In the previous lesson, when we use a KNN model, we use L1 distance or L2 distance to measure the similarity between two images. The lower the value, the similar the two images are. It, in other way, can be seems as the loss function between two element, large the value mean larger loss.
In this lecture, different loss functions will be introduced. In the esscence, loss value tell us how badly the model is performing. The loss function take in the output from the model and compare it with the training label. If similar, loss value is small, if not, loss value is large.
General loss function can be expressed as:
\(L = \frac{1}{N} \sum_i L_i(f(x_i, W), y_i)\)
In the lecture, one particular loss was introduced, even thought it is not of much used in later tutorial.

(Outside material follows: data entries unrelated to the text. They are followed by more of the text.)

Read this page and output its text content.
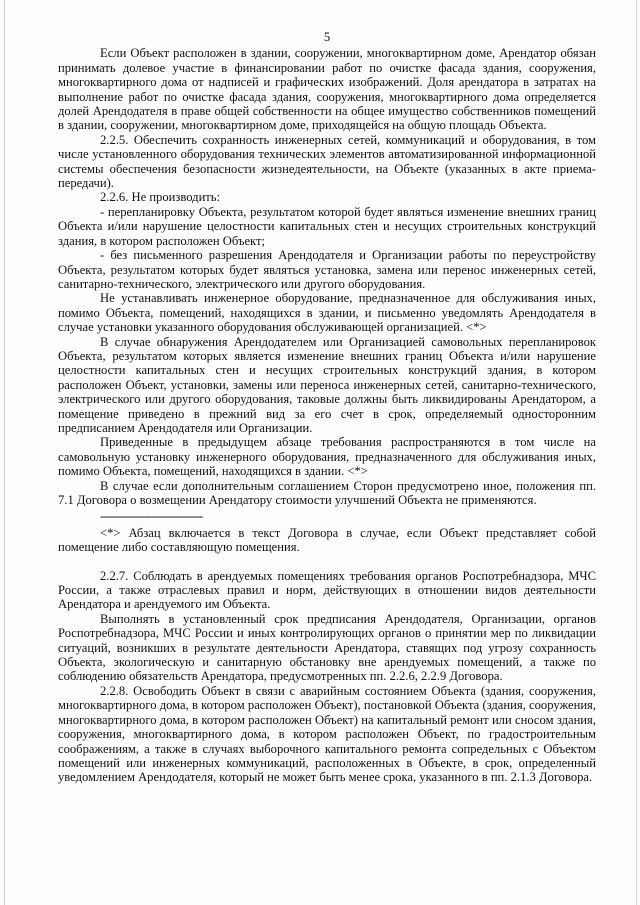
5

Если Объект расположен в здании, сооружении, многоквартирном доме, Арендатор обязан принимать долевое участие в финансировании работ по очистке фасада здания, сооружения, многоквартирного дома от надписей и графических изображений. Доля арендатора в затратах на выполнение работ по очистке фасада здания, сооружения, многоквартирного дома определяется долей Арендодателя в праве общей собственности на общее имущество собственников помещений в здании, сооружении, многоквартирном доме, приходящейся на общую площадь Объекта.

2.2.5. Обеспечить сохранность инженерных сетей, коммуникаций и оборудования, в том числе установленного оборудования технических элементов автоматизированной информационной системы обеспечения безопасности жизнедеятельности, на Объекте (указанных в акте приема-передачи).

2.2.6. Не производить:

- перепланировку Объекта, результатом которой будет являться изменение внешних границ Объекта и/или нарушение целостности капитальных стен и несущих строительных конструкций здания, в котором расположен Объект;

- без письменного разрешения Арендодателя и Организации работы по переустройству Объекта, результатом которых будет являться установка, замена или перенос инженерных сетей, санитарно-технического, электрического или другого оборудования.

Не устанавливать инженерное оборудование, предназначенное для обслуживания иных, помимо Объекта, помещений, находящихся в здании, и письменно уведомлять Арендодателя в случае установки указанного оборудования обслуживающей организацией. <*>

В случае обнаружения Арендодателем или Организацией самовольных перепланировок Объекта, результатом которых является изменение внешних границ Объекта и/или нарушение целостности капитальных стен и несущих строительных конструкций здания, в котором расположен Объект, установки, замены или переноса инженерных сетей, санитарно-технического, электрического или другого оборудования, таковые должны быть ликвидированы Арендатором, а помещение приведено в прежний вид за его счет в срок, определяемый односторонним предписанием Арендодателя или Организации.

Приведенные в предыдущем абзаце требования распространяются в том числе на самовольную установку инженерного оборудования, предназначенного для обслуживания иных, помимо Объекта, помещений, находящихся в здании. <*>

В случае если дополнительным соглашением Сторон предусмотрено иное, положения пп. 7.1 Договора о возмещении Арендатору стоимости улучшений Объекта не применяются.

--------------------------------

<*> Абзац включается в текст Договора в случае, если Объект представляет собой помещение либо составляющую помещения.

2.2.7. Соблюдать в арендуемых помещениях требования органов Роспотребнадзора, МЧС России, а также отраслевых правил и норм, действующих в отношении видов деятельности Арендатора и арендуемого им Объекта.

Выполнять в установленный срок предписания Арендодателя, Организации, органов Роспотребнадзора, МЧС России и иных контролирующих органов о принятии мер по ликвидации ситуаций, возникших в результате деятельности Арендатора, ставящих под угрозу сохранность Объекта, экологическую и санитарную обстановку вне арендуемых помещений, а также по соблюдению обязательств Арендатора, предусмотренных пп. 2.2.6, 2.2.9 Договора.

2.2.8. Освободить Объект в связи с аварийным состоянием Объекта (здания, сооружения, многоквартирного дома, в котором расположен Объект), постановкой Объекта (здания, сооружения, многоквартирного дома, в котором расположен Объект) на капитальный ремонт или сносом здания, сооружения, многоквартирного дома, в котором расположен Объект, по градостроительным соображениям, а также в случаях выборочного капитального ремонта сопредельных с Объектом помещений или инженерных коммуникаций, расположенных в Объекте, в срок, определенный уведомлением Арендодателя, который не может быть менее срока, указанного в пп. 2.1.3 Договора.
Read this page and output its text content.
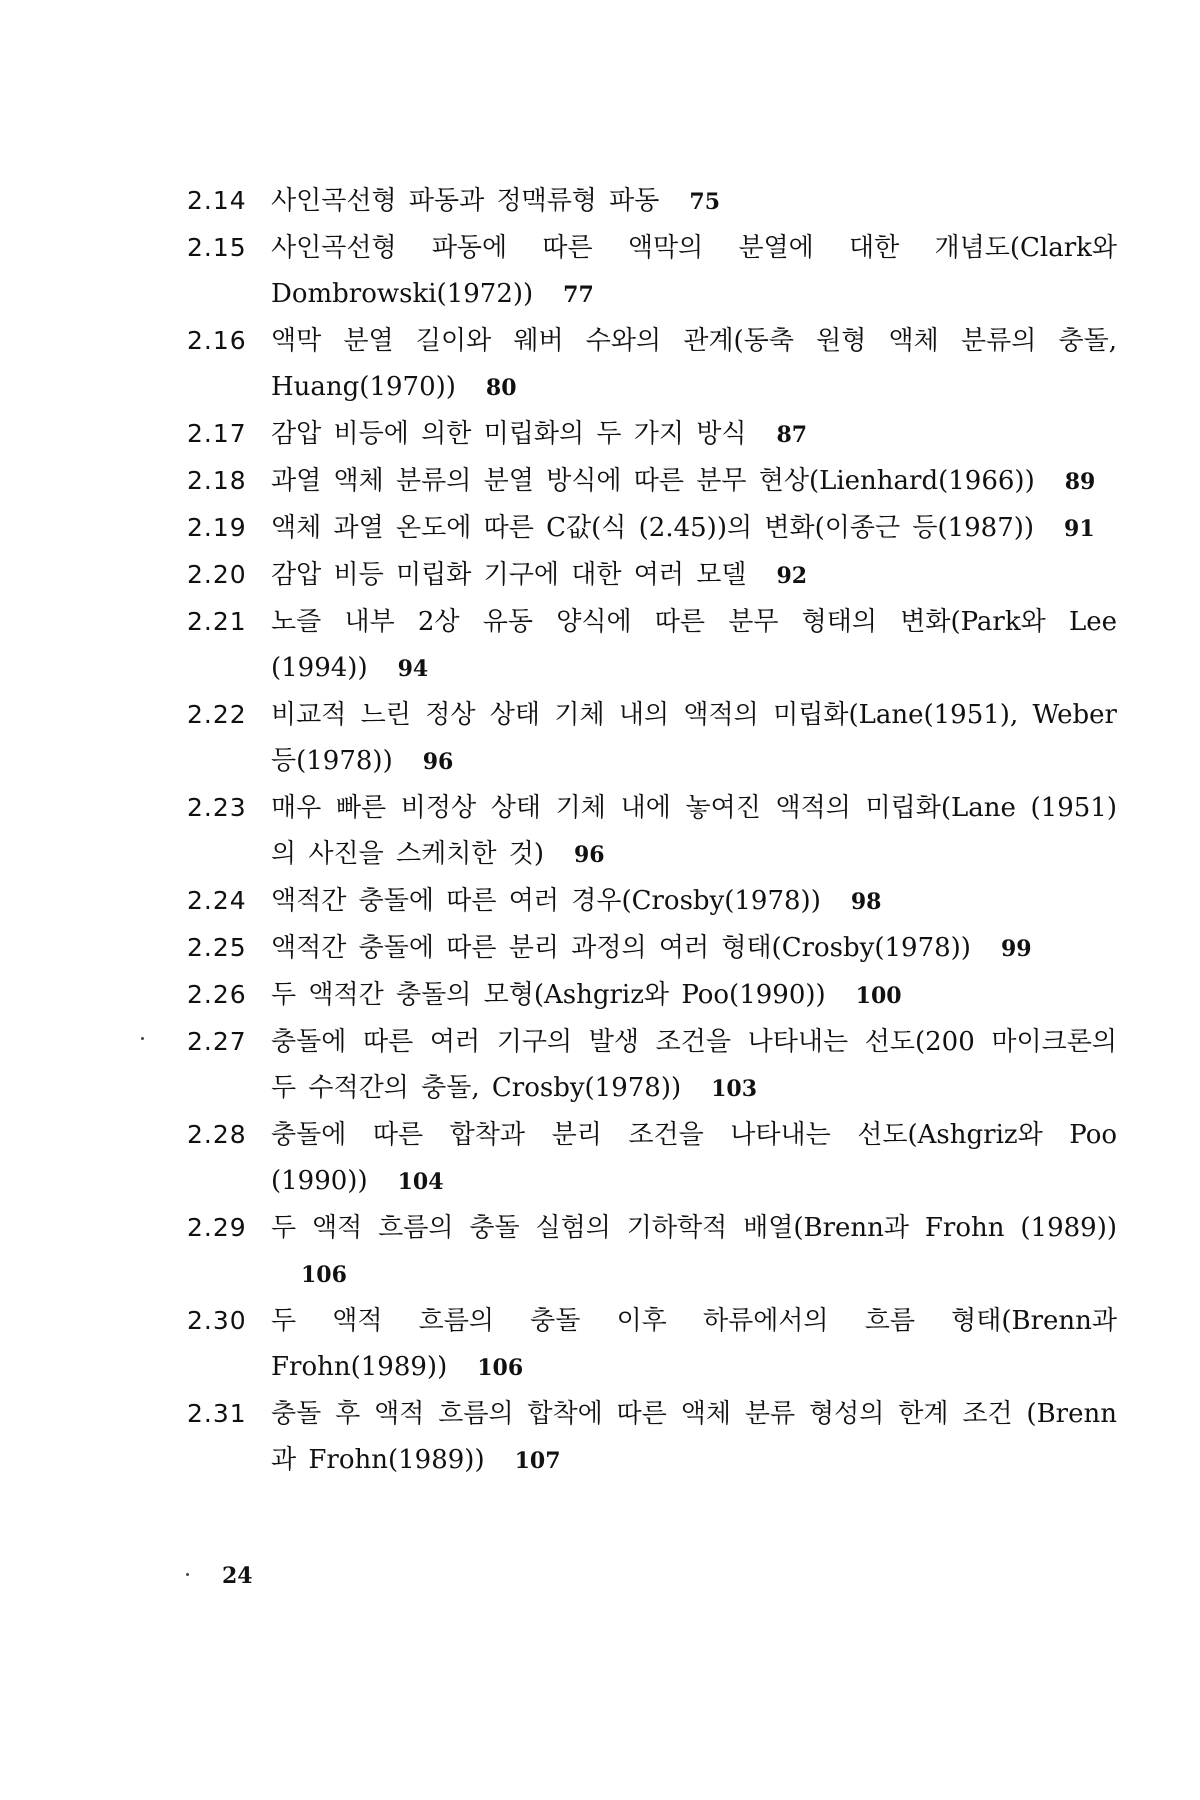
2.14 사인곡선형 파동과 정맥류형 파동 75
2.15 사인곡선형 파동에 따른 액막의 분열에 대한 개념도(Clark와 Dombrowski(1972)) 77
2.16 액막 분열 길이와 웨버 수와의 관계(동축 원형 액체 분류의 충돌, Huang(1970)) 80
2.17 감압 비등에 의한 미립화의 두 가지 방식 87
2.18 과열 액체 분류의 분열 방식에 따른 분무 현상(Lienhard(1966)) 89
2.19 액체 과열 온도에 따른 C값(식 (2.45))의 변화(이종근 등(1987)) 91
2.20 감압 비등 미립화 기구에 대한 여러 모델 92
2.21 노즐 내부 2상 유동 양식에 따른 분무 형태의 변화(Park와 Lee (1994)) 94
2.22 비교적 느린 정상 상태 기체 내의 액적의 미립화(Lane(1951), Weber 등(1978)) 96
2.23 매우 빠른 비정상 상태 기체 내에 놓여진 액적의 미립화(Lane (1951)의 사진을 스케치한 것) 96
2.24 액적간 충돌에 따른 여러 경우(Crosby(1978)) 98
2.25 액적간 충돌에 따른 분리 과정의 여러 형태(Crosby(1978)) 99
2.26 두 액적간 충돌의 모형(Ashgriz와 Poo(1990)) 100
2.27 충돌에 따른 여러 기구의 발생 조건을 나타내는 선도(200 마이크론의 두 수적간의 충돌, Crosby(1978)) 103
2.28 충돌에 따른 합착과 분리 조건을 나타내는 선도(Ashgriz와 Poo (1990)) 104
2.29 두 액적 흐름의 충돌 실험의 기하학적 배열(Brenn과 Frohn (1989))106
2.30 두 액적 흐름의 충돌 이후 하류에서의 흐름 형태(Brenn과 Frohn(1989)) 106
2.31 충돌 후 액적 흐름의 합착에 따른 액체 분류 형성의 한계 조건 (Brenn과 Frohn(1989)) 107
24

Multi-class SVM Loss (Hinge Loss):
\(L_i = \sum_{j\neq y_i} max(0, s_j - s_{yi} + 1)\)
Basically, the loss is computed from the non-normalized probability distribution of the model output. For each class, it calculate the relative difference between the true label and other class probability. The main drawback is because it is non-normalized, the loss can be hard to controlled(if the model output probability is ranging into large value), it can state problem. In the above case, the loss value will not change even if the probabily for car input is drop to 3.0
.
Q1. What happened to loss if the car scores changed a bit?
My Ans: The car score can drop to 3.0
and not make loss change.
Q2. What is the min/max possible loss?
My Ans: min : 0, max : can be any to infinity.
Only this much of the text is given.